The great thing about “All My Yesterdays” is that it covers Howe’s nearly sixty years of active service in the music industry in a sufficiently detailed manner while simultaneously offers an interesting perspective on just how much rock and progressive music have evolved since Howe made his recording debut in 1964. His recollections of his upbringing in London and the club scene in the 60s are marvelous and there are quite a few funny anecdotes and stories that I guarantee will put a huge smile on your face. The Yes years are also elaborated on and as is often the case with biographies and autobiographies by musicians, the chapters on the formative years of a group’s career are the best and most compelling ones to immerse oneself in and that is exactly the case here too. I very much enjoyed the pages detailing Howe’s triumphs and failures with the underrated Asia and how that ensemble worked together (although sometimes things fell apart and the members did not function as a cohesive musical unit). Still, the drama surrounding Asia is nothing compared to that of Yes as “All My Yesterdays” also indicates and (ever so politely) states from time to time. Having said that, perhaps my favorite part of Howe’s narrative is the time he spent playing pubs and bars with The Syndicats, one of the very first bands he ever trod the boards with. If you have never heard the ridiculously brilliant tune entitled “On the Horizon” by those guys, please do so asap – it is psychedelic British pop/rock at its best.

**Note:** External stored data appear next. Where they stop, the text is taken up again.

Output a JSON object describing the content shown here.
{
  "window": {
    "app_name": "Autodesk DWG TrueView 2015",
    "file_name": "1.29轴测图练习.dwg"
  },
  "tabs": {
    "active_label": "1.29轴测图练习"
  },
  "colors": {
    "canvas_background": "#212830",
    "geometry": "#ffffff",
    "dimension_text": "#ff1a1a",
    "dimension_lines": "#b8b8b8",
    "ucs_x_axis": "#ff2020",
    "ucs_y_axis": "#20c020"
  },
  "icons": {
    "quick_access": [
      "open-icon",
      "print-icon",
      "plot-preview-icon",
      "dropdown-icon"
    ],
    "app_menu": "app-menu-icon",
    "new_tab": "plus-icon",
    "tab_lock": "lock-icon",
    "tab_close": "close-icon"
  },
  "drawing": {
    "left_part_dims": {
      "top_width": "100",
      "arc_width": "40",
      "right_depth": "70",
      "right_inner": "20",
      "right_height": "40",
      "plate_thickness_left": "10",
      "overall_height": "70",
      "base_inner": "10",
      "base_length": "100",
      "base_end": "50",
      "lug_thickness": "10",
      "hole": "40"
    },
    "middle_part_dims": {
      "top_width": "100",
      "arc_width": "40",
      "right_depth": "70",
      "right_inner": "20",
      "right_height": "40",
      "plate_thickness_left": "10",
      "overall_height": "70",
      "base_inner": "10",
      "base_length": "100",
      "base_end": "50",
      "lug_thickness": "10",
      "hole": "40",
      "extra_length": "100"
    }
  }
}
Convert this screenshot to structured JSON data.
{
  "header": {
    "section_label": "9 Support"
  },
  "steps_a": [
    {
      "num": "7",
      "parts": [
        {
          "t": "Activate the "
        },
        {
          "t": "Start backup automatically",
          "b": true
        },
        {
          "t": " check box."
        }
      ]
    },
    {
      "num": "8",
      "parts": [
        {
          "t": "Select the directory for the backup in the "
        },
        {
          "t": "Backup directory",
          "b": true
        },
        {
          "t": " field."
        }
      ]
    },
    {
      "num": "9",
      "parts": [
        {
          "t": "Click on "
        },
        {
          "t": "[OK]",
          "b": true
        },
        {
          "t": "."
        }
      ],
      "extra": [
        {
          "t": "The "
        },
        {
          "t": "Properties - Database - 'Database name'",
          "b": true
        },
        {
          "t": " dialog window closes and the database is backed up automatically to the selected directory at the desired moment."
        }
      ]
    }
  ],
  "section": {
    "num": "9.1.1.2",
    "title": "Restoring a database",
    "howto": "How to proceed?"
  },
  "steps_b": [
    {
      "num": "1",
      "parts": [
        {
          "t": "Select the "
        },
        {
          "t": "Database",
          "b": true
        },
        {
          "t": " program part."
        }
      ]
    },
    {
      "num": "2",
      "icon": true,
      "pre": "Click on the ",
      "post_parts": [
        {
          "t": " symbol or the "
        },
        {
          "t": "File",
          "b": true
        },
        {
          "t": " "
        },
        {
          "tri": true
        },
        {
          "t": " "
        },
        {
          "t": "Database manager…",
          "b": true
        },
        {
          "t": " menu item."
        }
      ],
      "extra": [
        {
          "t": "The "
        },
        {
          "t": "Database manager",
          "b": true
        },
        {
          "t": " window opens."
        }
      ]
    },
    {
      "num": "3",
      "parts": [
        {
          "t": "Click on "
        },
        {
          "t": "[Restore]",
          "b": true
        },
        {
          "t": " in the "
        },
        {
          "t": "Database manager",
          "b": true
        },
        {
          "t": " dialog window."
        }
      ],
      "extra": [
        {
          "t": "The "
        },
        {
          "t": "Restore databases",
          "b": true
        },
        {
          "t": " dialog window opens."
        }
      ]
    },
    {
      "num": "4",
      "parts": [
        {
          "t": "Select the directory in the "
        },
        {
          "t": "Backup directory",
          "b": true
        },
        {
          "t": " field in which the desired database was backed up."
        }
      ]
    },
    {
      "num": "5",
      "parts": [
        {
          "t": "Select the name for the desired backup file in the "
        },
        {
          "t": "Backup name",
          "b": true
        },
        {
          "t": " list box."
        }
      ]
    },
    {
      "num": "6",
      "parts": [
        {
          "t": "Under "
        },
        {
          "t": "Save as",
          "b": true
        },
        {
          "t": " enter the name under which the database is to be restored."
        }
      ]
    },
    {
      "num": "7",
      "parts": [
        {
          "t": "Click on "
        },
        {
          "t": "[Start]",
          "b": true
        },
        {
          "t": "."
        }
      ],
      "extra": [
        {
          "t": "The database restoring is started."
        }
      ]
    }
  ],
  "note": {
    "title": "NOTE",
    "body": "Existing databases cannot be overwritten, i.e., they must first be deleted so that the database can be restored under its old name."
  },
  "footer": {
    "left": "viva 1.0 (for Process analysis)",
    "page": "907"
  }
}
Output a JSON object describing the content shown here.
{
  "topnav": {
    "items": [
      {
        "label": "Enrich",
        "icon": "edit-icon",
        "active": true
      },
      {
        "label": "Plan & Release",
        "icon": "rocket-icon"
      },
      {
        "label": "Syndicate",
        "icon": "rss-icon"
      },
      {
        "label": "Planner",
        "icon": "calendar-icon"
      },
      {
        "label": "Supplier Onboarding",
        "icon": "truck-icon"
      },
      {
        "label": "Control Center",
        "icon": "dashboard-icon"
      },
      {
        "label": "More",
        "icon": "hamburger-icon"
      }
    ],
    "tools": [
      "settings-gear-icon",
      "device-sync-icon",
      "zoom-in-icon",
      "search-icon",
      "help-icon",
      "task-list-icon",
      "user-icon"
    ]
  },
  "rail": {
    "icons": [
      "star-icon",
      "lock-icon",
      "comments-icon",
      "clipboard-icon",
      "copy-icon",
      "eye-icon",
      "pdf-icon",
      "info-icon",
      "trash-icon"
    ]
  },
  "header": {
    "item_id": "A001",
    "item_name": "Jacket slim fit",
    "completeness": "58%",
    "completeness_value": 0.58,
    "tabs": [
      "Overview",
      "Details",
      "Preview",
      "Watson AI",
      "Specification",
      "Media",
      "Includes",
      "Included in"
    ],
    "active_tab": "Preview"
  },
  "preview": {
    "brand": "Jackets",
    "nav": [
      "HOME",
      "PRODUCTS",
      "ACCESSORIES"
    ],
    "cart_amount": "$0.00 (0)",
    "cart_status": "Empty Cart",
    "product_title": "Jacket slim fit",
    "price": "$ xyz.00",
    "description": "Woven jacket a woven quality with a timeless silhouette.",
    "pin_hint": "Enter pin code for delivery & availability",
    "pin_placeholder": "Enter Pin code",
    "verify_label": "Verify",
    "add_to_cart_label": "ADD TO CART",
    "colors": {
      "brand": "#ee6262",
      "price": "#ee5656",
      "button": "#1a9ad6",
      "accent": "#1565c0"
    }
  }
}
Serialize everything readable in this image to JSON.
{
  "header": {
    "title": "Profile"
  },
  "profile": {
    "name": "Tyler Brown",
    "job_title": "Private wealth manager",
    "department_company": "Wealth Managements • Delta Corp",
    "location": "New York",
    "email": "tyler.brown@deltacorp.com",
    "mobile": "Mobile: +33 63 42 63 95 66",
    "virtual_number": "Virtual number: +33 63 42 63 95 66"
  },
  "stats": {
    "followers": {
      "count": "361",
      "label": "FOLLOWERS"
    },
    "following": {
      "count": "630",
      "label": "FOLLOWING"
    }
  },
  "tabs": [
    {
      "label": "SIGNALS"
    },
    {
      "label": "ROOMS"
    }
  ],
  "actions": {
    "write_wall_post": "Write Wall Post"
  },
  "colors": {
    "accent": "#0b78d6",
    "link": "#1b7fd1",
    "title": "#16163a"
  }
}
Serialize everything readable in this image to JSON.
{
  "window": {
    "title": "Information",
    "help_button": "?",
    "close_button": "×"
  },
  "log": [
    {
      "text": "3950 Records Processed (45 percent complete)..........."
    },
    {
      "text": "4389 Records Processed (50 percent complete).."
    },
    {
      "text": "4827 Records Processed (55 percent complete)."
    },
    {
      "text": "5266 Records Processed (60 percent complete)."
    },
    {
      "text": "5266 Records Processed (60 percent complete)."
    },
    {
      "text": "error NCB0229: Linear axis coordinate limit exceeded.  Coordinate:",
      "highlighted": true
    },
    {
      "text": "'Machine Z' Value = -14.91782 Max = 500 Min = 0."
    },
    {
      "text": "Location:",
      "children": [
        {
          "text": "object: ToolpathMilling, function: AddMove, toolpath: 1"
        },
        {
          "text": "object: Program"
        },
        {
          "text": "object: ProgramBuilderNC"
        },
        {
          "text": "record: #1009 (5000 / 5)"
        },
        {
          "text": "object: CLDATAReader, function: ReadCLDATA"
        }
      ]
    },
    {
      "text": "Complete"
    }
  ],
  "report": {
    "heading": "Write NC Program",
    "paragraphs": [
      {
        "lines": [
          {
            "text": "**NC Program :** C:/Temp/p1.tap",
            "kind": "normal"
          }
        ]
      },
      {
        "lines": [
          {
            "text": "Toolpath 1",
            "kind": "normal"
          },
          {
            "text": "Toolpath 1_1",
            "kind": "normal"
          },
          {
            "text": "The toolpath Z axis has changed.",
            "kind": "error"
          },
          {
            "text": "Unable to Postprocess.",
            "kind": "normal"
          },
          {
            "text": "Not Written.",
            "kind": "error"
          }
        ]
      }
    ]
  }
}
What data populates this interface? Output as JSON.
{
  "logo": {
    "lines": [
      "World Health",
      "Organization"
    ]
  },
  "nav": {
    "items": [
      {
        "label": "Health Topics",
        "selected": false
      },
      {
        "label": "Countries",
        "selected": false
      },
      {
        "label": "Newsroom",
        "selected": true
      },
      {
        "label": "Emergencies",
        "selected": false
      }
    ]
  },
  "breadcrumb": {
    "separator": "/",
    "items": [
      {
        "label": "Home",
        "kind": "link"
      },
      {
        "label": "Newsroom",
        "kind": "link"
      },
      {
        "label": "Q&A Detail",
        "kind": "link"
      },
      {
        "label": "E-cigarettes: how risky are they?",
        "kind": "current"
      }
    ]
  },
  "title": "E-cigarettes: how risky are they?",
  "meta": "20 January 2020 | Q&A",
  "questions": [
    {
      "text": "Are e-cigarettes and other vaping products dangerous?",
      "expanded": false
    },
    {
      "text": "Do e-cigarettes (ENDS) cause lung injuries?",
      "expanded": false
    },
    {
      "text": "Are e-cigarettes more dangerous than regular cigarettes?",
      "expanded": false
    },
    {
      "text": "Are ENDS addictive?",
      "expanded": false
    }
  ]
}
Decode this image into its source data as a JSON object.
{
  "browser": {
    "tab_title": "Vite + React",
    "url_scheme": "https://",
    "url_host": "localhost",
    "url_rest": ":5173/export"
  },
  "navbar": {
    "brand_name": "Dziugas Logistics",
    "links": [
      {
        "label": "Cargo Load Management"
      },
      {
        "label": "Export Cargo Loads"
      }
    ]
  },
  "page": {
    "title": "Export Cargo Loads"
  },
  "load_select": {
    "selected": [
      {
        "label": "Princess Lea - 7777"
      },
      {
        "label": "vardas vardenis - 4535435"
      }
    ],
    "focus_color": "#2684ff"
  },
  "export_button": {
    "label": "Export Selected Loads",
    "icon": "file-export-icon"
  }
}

Some thought-provoking insights and philosophies are provided by Steve throughout his narrative, but the frustrating thing about these 319 pages is that they reveal very little of the man himself, his personality, and who he is. Details about his private life (or rather, his own private thoughts on certain matters) are often-times vague or even entirely absent, which is puzzling as there are countless situations and contexts in this otherwise well-written piece of literature where it feels as if so many things are left unsaid by Howe. There is a level of ambiguity in the text that is impossible to penetrate now and then, and at times it feels a little too guarded and protective somehow. Mr. Howe spends a substantial amount of time discussing various guitars, their traits and characteristics, his passion and love for the instrument, his fondness of quality cars, how much he treasures his family life, and how inhumanly hectic his schedule has been for the past fifty years ever since he joined Yes. Personally, I do think that the book should have elaborated on and discussed in more details just what makes him tick as a human being and what drives, motivates, and pushes him forward. Not merely in terms of his creativity, but, like I said, as a human being.
In summing up, “All My Yesterdays” is an informative read and it is a mandatory buy if you are a fan of Yes, Asia, and/or Howe’s many captivating solo records, but it feels neither intimate nor revelatory, which is a bit of shame considering just how pivotal a figure in prog rock the great man is and what his music means to so many out there. One never really gets underneath the skin of this highly skilled artist, but on the other hand, it provides us with a thorough and chronologically structured exploration of all his creative endeavors over the years, which, after all, is the most important thing. So in short, “All My Yesterdays” is interesting and informative rather than remarkable or outstanding.